Alors que la Pologne offre un paysage médiatique varié, la conscience publique de la liberté de la presse demeure encore faible. Pendant les huit ans de gouvernement du parti Droit et justice (PiS), les médias publics ont été transformés en instruments de propagande et les médias privés soumis à diverses pressions. La victoire de l’opposition fin 2023 représente une opportunité d’améliorer le droit à l’information.
Paysage médiatique
Le marché privé est relativement pluraliste, avec des médias indépendants comme la chaîne TVN, le quotidien Gazeta Wyborcza ou le site d’information Onet.pl. L’ancien gouvernement a transformé les médias publics, et notamment le groupe TVP, en instruments de propagande gouvernementale et a pris le contrôle du réseau des journaux locaux, PolskaPress, à travers son acquisition par la société pétrolière Orlen, majoritairement possédée par l’État.
Contexte politique
Depuis la prise du pouvoir par une coalition menée par Donald Tusk, début 2024, les attaques verbales et les procédures-bâillons (SLAPP) de la part du gouvernement à l’égard des médias privés ont diminué.
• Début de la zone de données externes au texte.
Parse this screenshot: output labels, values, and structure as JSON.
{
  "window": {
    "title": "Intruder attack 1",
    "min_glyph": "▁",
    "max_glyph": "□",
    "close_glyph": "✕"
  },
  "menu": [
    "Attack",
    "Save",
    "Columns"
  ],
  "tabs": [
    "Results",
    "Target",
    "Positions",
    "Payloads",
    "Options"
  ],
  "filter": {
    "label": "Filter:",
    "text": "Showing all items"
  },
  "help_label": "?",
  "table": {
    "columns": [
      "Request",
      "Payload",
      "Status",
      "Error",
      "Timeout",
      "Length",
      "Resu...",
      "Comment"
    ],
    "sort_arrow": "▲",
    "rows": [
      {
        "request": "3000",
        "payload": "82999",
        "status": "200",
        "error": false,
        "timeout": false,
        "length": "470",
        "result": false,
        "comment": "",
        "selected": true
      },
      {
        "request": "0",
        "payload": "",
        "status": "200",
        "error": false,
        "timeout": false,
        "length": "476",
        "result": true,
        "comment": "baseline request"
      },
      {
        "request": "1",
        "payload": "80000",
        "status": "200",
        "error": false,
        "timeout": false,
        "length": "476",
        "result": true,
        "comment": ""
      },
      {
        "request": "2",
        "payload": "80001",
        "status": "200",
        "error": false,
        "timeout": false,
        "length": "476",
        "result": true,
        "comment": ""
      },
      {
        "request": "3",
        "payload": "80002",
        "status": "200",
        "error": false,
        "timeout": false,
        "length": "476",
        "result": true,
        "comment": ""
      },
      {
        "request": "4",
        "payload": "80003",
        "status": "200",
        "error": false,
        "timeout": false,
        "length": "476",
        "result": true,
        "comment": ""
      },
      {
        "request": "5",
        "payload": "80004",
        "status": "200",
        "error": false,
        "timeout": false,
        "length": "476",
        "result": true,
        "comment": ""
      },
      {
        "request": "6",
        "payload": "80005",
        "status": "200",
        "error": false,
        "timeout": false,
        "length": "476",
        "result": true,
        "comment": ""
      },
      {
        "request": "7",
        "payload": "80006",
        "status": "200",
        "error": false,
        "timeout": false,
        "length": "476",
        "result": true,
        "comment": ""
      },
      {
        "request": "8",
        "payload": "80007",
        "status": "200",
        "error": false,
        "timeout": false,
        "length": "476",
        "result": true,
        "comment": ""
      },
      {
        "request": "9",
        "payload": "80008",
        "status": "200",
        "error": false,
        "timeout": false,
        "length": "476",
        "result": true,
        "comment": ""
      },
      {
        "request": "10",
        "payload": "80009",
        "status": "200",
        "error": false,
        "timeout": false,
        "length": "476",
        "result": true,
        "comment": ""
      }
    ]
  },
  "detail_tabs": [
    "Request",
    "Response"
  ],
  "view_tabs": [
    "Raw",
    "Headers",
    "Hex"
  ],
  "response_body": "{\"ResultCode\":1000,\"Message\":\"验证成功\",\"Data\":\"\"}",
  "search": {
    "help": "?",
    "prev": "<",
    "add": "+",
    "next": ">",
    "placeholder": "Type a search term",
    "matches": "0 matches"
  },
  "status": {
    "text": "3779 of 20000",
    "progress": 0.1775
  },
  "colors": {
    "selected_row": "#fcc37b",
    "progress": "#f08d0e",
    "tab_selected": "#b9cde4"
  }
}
Quant aux médias publics, ils font l’objet d’une bataille politique opposant le nouveau gouvernement – qui met en place une réforme fragile – et les institutions contrôlées par le parti du gouvernement précédent, le PiS, qui tentent de l’en empêcher.
Cadre légal
Bien que la Constitution garantisse la liberté de la presse et le droit à l’information, l’ancien gouvernement a tenté de les restreindre grâce à une législation spécifique sous prétexte, par exemple, de lutter contre l’espionnage et l’influence de la Russie. L’actuel gouvernement a continué de restreindre l’activité des journalistes à la frontière biélorusse, où des douzaines d’immigrants, sur les centaines qui tentaient d’entrer en Pologne, ont péri. Le Conseil national de radiodiffusion – régulateur des médias – tente d’influencer le contenu éditorial en utilisant le recours juridique de la protection de la “raison d’État”. L’“insulte” à certaines institutions et la diffamation restent passibles d’une peine de prison.
Contexte économique
La radiodiffusion publique est financée par l’État, tandis que les médias privés comptent sur des modèles d’abonnements, grâce à la taille relativement importante du marché polonais. Ils ont fait face à une tentative avortée d’affaiblissement à travers une taxe spéciale visant leurs revenus publicitaires. La publicité publique est attribuée sans la transparence nécessaire. Quant aux “journaux gouvernementaux locaux” publiés grâce à l’argent public, ils font souvent concurrence à la presse indépendante sur le marché publicitaire.
Contexte socioculturel
La polarisation croissante de la société a entraîné une augmentation des attaques verbales contre les journalistes. Les citoyens conservateurs tentent de les décourager de couvrir les sujets LGBTQI+ ou liés au genre, et le blasphème reste passible d’emprisonnement. Les médias indépendants bénéficient néanmoins d’un grand soutien d’une partie importante de la population, qui a protesté, par exemple, contre la loi sur la radiodiffusion relative à la détention de parts étrangères dans les médias, qui aurait obligé le principal groupe télévisé du pays, TVN, à changer de propriétaire et aurait pu permettre au précédent gouvernement de prendre le contrôle du groupe, si le président n’avait pas mis son veto.
Sécurité
Après un pic en 2020, lors de la “grève des femmes”, le niveau de violence – de la part de la police, mais aussi des groupes extrémistes opposés à ce mouvement – a diminué. Les attaques contre les journalistes ont cependant montré que les autorités chargées de faire respecter la loi ne peuvent ni les protéger efficacement ni garantir leurs droits lors des manifestations. Depuis le début de la guerre en Ukraine, les journalistes travaillant sur les questions liées à la Russie sont particulièrement vulnérables.